A rejection rate of 99.7%.

Everyone is aware of these odds when they sign up for the exam. But the rejection is still soul-crushing. It may seem crazy, but the RoI actually works out. 

95% of Indian households have a wealth of less than 10 lakhs. The average salary of an IITian in one year is equal to the entire household’s wealth. The exam gives families a shot to transform economics for a generation. 

It is an incredible machine that is a ticket to upward social mobility. 

Many people find this obsession crazy and even toxic. Crazy obsessions tend to always become toxic. But I think these institutions will only become more vaunted as we grow.

The IITs are luxury goods in the field of education. 

The most powerful characteristic of a luxury good is the signal. By quietly displaying your ownership or possession of that good, you send a strong signal. That you’re wealthy, hard-working, smart and/or talented. 

That signal helps you open doors that may have been closed for someone so young.

This is true for other top tier colleges in India as well. I will focus just on the IITs because of the extreme behaviour surrounding them. Just like the IITs are signals, the aspirations of people who make it to IITs are also signals. 

Signals of what the ambitious Indian middle class aspires to possess. 

Just look at the interviews of JEE toppers through the years to get a very good barometer of middle-class inspirations. Civil services evolved into MBAs which evolved into big tech jobs and is evolving again.

This year’s JEE AIR 1 Mridul “wants to pursue Computer Science Engineering from IIT Bombay and start his own start-up once he graduates”

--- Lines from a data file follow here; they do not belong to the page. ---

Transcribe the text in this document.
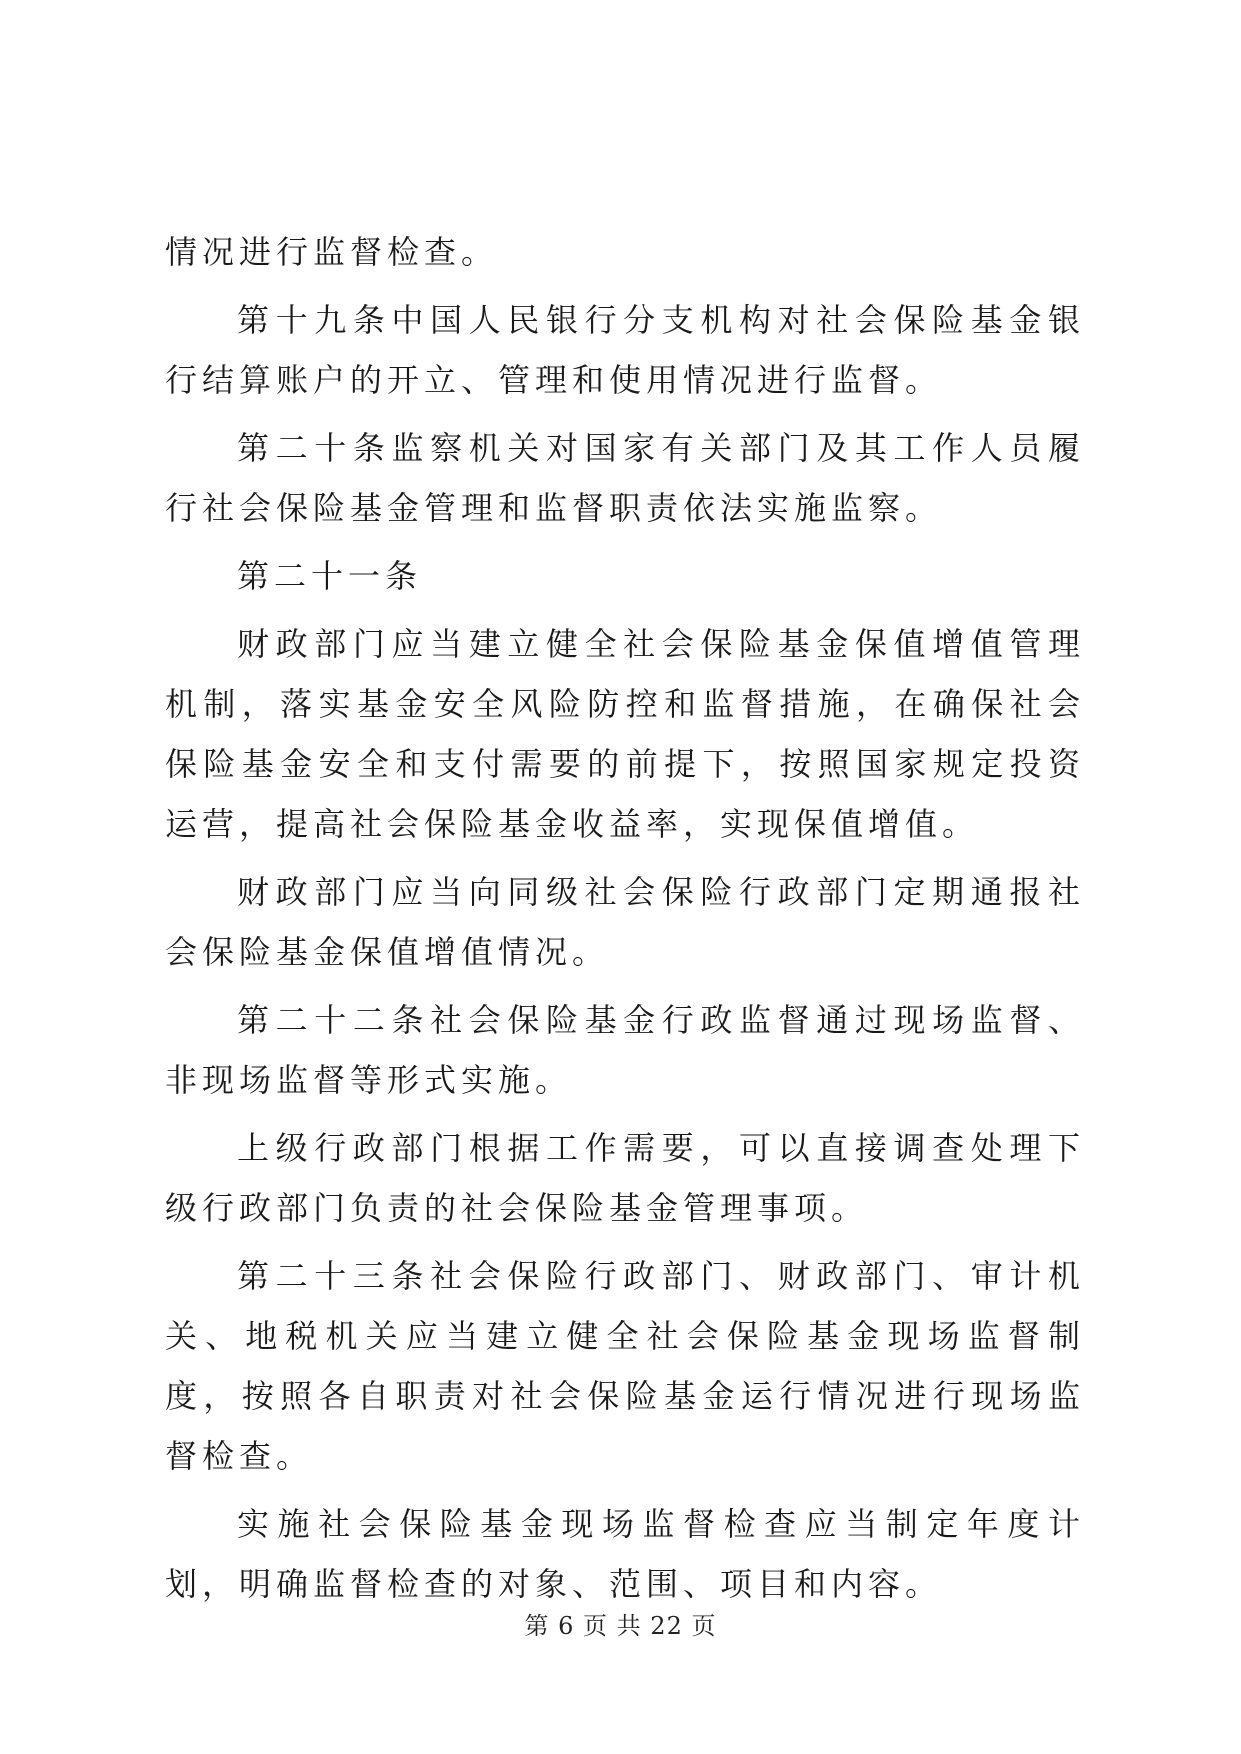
情况进行监督检查。

第十九条中国人民银行分支机构对社会保险基金银行结算账户的开立、管理和使用情况进行监督。

第二十条监察机关对国家有关部门及其工作人员履行社会保险基金管理和监督职责依法实施监察。

第二十一条

财政部门应当建立健全社会保险基金保值增值管理机制，落实基金安全风险防控和监督措施，在确保社会保险基金安全和支付需要的前提下，按照国家规定投资运营，提高社会保险基金收益率，实现保值增值。

财政部门应当向同级社会保险行政部门定期通报社会保险基金保值增值情况。

第二十二条社会保险基金行政监督通过现场监督、非现场监督等形式实施。

上级行政部门根据工作需要，可以直接调查处理下级行政部门负责的社会保险基金管理事项。

第二十三条社会保险行政部门、财政部门、审计机关、地税机关应当建立健全社会保险基金现场监督制度，按照各自职责对社会保险基金运行情况进行现场监督检查。

实施社会保险基金现场监督检查应当制定年度计划，明确监督检查的对象、范围、项目和内容。

第 6 页 共 22 页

A path in life that was once taboo, or something you did if you “didn’t get a job” when I was graduating, is now the golden ticket. It fills me with the hope that future graduates will start companies, creating jobs instead of joining one. 

Entrepreneurial engines make countries. 

But this isn’t about entrepreneurship, it’s an observation on this weird, misunderstood beast called the IIT. My journey as a writer in public started with writing about my experiences at IIT Bombay.

My issue was that the 0.3% rarely spoke, ceding space to the 99.7% to create a narrative.

IITians are labelled aliens, nerds, special, successful, smart, bookworms, privileged. With every stereotype, there is some truth. But the most accurate representation is a reasonably smart, disciplined kid with extremely supportive and ambitious parents.

That combination is rare. 

Some of these parent-child teams make it to the finish line but are simply exhausted by the time they reach there. The child ends up at an IIT but loses the energy to do more. I saw a lot of my batchmates simply unmotivated to do anything. 

That taught me that IIT was a platform for success, but not a guarantee for success. 

The anecdote of a failed IITian adds further to the mystery of the beast. How could an IITian fail? Aren’t they successful by default? Maybe the effort isn’t worth it. 

Maybe IITians are overrated. 

Anecdotes, like interviews of IIT toppers, are great to peek into emerging trends. Anecdotes, like failed IITians, are terrible to understand averages. 70% of Indian CEOs are IITians. 60% of unicorn founders are IITians. 

There are 20 million white-collar professionals in India, of which there may be 100,000 IITians. 0.5% of the white-collar population accounts for 70% of CEOs and 60% of unicorn founders. 

Statistically, that is significant overperformance.

This will of course change over time as the number of good colleges go up. But it more than explains why people obsess over this beast. It substantially increases the probability of success, according to societal constructs.

IITs are not the end-all. They clearly are not guarantors of success. But what they do is significantly increase the probability of success. My favourite description is that they are terrific safety nets that raise your bottom.

It’s upto you from there to get as close to the top.